Ele se aproximou e eu toquei a sua cabeça com as mãos nas laterais, provavelmente ele não estava sentindo nada, mas a maldição também devia estar no ápice nele.

— A partir deste momento, eu, Eva Deborah Bean, passo minha herança para Allan Deborah Bean!

As abelhas zumbiram forte de onde estavam, pude ver pela primeira vez os circuitos mágicos do meu filho se enchendo de mana cor amarelo brilhante: marcas de losangos nas costas que irradiavam linhas que iam até os braços e membros inferiores, círculos rodeavam os pulsos até o antebraço e alguns pontos das pernas. Beijei a sua testa e um pequeno hexágono se formou, "Esta é tua coroa, teu símbolo como sacerdote da Anthophila Ancestral".

Transpassado de geração em geração, a Coroa do Sacerdote é um Magic Crest da família cujo ultimo nome conhecido foi Vorzak, mas apenas para os membros que poderiam ser considerados dignos a honrar o conhecimento antigo.
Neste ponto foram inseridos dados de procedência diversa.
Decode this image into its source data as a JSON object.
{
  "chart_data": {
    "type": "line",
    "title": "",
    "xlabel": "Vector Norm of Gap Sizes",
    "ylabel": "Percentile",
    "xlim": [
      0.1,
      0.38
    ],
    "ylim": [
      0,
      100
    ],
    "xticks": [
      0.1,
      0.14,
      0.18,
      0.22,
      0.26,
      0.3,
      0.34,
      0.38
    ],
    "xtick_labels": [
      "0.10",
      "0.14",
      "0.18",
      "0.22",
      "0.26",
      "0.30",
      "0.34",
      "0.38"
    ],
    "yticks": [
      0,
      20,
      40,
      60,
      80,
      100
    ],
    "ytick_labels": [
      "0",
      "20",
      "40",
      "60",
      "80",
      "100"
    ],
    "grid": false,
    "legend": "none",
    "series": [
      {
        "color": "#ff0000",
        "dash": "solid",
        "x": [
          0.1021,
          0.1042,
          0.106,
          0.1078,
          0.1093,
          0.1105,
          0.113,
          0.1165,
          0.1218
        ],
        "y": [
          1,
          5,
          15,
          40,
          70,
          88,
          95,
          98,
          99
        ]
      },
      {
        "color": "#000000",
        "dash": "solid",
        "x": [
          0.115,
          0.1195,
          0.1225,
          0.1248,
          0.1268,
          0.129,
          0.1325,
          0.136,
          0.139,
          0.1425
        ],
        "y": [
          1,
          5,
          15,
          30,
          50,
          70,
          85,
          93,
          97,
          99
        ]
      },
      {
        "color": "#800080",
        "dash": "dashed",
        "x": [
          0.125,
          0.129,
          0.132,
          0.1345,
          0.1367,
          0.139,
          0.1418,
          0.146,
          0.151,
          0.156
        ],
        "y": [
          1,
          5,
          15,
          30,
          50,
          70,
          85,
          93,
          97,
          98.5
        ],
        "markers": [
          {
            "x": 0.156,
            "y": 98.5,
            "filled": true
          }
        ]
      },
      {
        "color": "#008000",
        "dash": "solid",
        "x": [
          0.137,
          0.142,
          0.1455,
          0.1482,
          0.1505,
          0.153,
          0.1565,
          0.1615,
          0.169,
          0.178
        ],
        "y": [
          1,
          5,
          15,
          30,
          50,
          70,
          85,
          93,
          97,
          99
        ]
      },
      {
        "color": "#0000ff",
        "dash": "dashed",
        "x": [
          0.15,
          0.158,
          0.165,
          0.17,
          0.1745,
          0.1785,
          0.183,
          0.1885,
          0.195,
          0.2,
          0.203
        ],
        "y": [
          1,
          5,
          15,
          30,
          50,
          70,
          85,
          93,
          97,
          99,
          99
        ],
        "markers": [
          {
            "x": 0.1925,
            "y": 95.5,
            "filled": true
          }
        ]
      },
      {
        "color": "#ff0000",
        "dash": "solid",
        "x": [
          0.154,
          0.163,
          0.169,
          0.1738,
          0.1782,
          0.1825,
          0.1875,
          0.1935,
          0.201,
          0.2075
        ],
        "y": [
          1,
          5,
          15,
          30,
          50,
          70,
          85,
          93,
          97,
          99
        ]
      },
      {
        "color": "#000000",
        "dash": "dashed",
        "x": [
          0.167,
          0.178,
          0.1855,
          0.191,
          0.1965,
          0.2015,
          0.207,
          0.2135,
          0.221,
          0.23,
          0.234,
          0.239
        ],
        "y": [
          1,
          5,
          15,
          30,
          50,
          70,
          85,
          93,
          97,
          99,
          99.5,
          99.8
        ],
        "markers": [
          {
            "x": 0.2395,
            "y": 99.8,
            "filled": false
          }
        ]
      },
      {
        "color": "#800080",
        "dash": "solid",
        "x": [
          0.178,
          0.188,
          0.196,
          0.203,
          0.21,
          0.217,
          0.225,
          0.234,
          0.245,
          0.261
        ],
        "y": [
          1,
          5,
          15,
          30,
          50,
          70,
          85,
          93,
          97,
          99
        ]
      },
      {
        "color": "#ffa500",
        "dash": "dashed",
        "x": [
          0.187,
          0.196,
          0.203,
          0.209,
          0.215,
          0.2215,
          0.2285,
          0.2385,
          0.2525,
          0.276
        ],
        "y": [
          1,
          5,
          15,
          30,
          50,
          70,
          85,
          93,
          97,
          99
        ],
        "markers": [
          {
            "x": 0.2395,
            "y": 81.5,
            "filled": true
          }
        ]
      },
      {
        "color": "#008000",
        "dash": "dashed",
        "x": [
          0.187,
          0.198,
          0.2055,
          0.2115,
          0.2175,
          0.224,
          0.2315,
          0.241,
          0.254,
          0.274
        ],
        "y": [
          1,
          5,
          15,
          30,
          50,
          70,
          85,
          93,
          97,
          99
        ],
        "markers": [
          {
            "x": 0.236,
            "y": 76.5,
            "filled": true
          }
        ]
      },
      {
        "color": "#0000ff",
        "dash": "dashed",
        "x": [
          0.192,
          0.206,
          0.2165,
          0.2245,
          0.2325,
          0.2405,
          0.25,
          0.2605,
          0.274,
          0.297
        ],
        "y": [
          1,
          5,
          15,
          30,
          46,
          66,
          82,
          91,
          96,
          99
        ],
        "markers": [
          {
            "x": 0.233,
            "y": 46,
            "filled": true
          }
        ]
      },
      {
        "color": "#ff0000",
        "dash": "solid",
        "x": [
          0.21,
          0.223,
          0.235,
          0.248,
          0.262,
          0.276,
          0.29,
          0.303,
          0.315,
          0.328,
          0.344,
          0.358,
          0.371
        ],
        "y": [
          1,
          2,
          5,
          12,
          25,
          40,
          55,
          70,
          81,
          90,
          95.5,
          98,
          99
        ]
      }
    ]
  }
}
Normalmente passa de mãe para filha, raramente sendo ostentada por um homem.

Mesmo que ele achasse tudo aquilo muito bonito como um show de luzes, por outro lado eu fiquei emocionada... Ele era tão pequeno e jovem ainda. Os circuitos dele desativaram então, marcando o fim da transição.

— Tome filho, este é o seu presente — entreguei o pingente para ele — você deve ordenar "Liberar" e beber o conteúdo.

— É amargo mãe? — Perguntou fazendo uma careta.

— É geleia real filho, as abelhas também fazem e tem um gosto meio forte diferente do mel, mas esta veio da Abelha Ancestral, um ser muito importante pra nossa família, garanto que o gosto vai ser a última coisa que você vai notar.

— Abelha Ancestral? Aquela das histórias que você contava quando eu ia dormir? Que te ajudou a fugir do Incêndio de Fuyuki?

— Essa mesma, agora beba.

Ele cerrou os olhos observando o pigente e respirou profundamente — Liberar — a tampa tal qual comigo respondeu a sua ordem, liberando o lacre e abrindo. Apesar do sucesso ele parecia exitante, ele sempre enrolou para tomar remédios, mas bebeu todo o conteúdo de olhos fechados. Ele tremeu um pouco e pude assistir de outra perspectiva que não tive dez anos atrás: As marcas de maldição vermelho sangue que já assustadoramente chegavam a sua cabeça (invisíveis naturalmente), foram reveladas e converteram para dourado, trincando em seguida como craquelê e desaparecendo. O processo iniciado na gestação agora foi completado.

O abracei e chorei, não porque a dor estivesse no seu ápice e eu fosse desfalecer em breve, mas porque cumpri meu objetivo como mãe. O retive confuso em meus braços e John entrou pra me amparar também.

— Quero que vocês cuidem um do outro, por favor Allan obedeça seu pai e ouça o seu tio-avô, eles vão cuidar de você daqui em diante...

As abelhas estavam silenciosas. A maldição completou seu trabalhou em mim, mas minha mente não mais podia ser afetada, mesmo pelo Todo o Mal Deste Mundo.